Sinds de komst van onderwijsmanager Margriet Verbrugge, zo’n twee jaar geleden, is een aantal docenten vertrokken. Betrokkenen geven aan dat dat in veel gevallen niet op een plezierige manier is gebeurd. ‘Er is onenigheid geweest’, geeft RMU-directeur Maarten van Ogtrop toe.
Minder naar hun zin
Van Ogtrop wil niet ingaan op de kritiek op Verbrugge. De opleiding heeft een noodzakelijke reorganisatie achter de rug, vertelt hij: ‘Er was verbetering nodig op het gebied van verantwoording, toetsing en inhoud en opbouw van het curriculum. De onderwijsmanager kreeg de opdracht om dat te verbeteren, en is daar hard mee bezig geweest.’
Anderen, onder andere de personen die onder het eerdere artikel reageren, gaan wel in op de kritiek op de onderwijsmanager.
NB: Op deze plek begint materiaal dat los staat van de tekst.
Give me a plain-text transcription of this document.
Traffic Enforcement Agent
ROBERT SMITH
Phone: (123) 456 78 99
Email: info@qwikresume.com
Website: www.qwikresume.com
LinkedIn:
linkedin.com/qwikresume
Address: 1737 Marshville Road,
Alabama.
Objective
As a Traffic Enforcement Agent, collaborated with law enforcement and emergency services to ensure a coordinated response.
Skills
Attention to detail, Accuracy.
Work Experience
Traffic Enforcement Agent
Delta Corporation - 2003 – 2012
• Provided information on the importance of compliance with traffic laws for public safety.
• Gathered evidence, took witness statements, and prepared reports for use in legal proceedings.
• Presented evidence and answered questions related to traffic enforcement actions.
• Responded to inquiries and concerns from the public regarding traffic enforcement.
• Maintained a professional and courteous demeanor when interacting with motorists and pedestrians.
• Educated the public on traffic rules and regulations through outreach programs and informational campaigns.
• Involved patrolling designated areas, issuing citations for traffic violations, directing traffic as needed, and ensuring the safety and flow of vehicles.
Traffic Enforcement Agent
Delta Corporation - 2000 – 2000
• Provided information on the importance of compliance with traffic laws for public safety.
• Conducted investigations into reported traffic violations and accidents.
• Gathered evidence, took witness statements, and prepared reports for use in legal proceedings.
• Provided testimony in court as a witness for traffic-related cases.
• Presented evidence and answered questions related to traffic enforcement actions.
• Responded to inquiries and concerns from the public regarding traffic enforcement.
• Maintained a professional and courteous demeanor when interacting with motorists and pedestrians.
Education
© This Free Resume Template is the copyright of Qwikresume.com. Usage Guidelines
Verbrugge werd aangesteld om de groeiende opleiding te reorganiseren, maar dat leidde er (ook) toe dat de oud-docenten het steeds minder naar hun zin hadden. ‘Een team van topdocenten is weggestuurd of -gepest’, schrijft Floda in een comment. ‘Omdat ze het niet altijd eens waren met Verbrugge en haar nieuwe beleid.’
Veel reageerders hekelen de door Verbrugge gedane suggestie dat juist de vertrokken docenten schuld hebben aan de problemen en aan de lage Keuzegidscijfers. Studenten en oud-studenten zijn juist zeer positief over het vroegere docententeam. ‘Oud student’: ‘Ze wisten precies waar ze het over hadden en er heerste een fijne en hardwerkende sfeer. De docenten zaten letterlijk om de hoek als je aan het blokken was voor je vakken, en als je ergens niet uitkwam, stonden ze direct voor je klaar. Ze begrepen hun vak en hadden de zaken goed op orde.’
‘Geen moeite te veel’
Dat is ook de ervaring van Ad de Kok, van 2012 tot april 2016 lector op de HR. Hij werkte bijna vier jaar samen met het ‘prima functionerende, zeer gemotiveerde en vakbekwame docententeam’ van chemische technologie. Hij kan zich dan ook nauwelijks voorstellen dat het docententeam de oorzaak zou zijn van de lage Keuzegidsscore, zoals in het eerdere artikel door Verbrugge wordt gesuggereerd. De Kok: ‘Het was een team dat het belang van de studenten vooropstelde en voor wie geen moeite te veel was om de opleiding naar een hoger niveau te tillen. Een team ook dat met beide handen de mogelijkheid aangreep om samen met mij de opleiding beter te laten aansluiten op het beroepenveld.’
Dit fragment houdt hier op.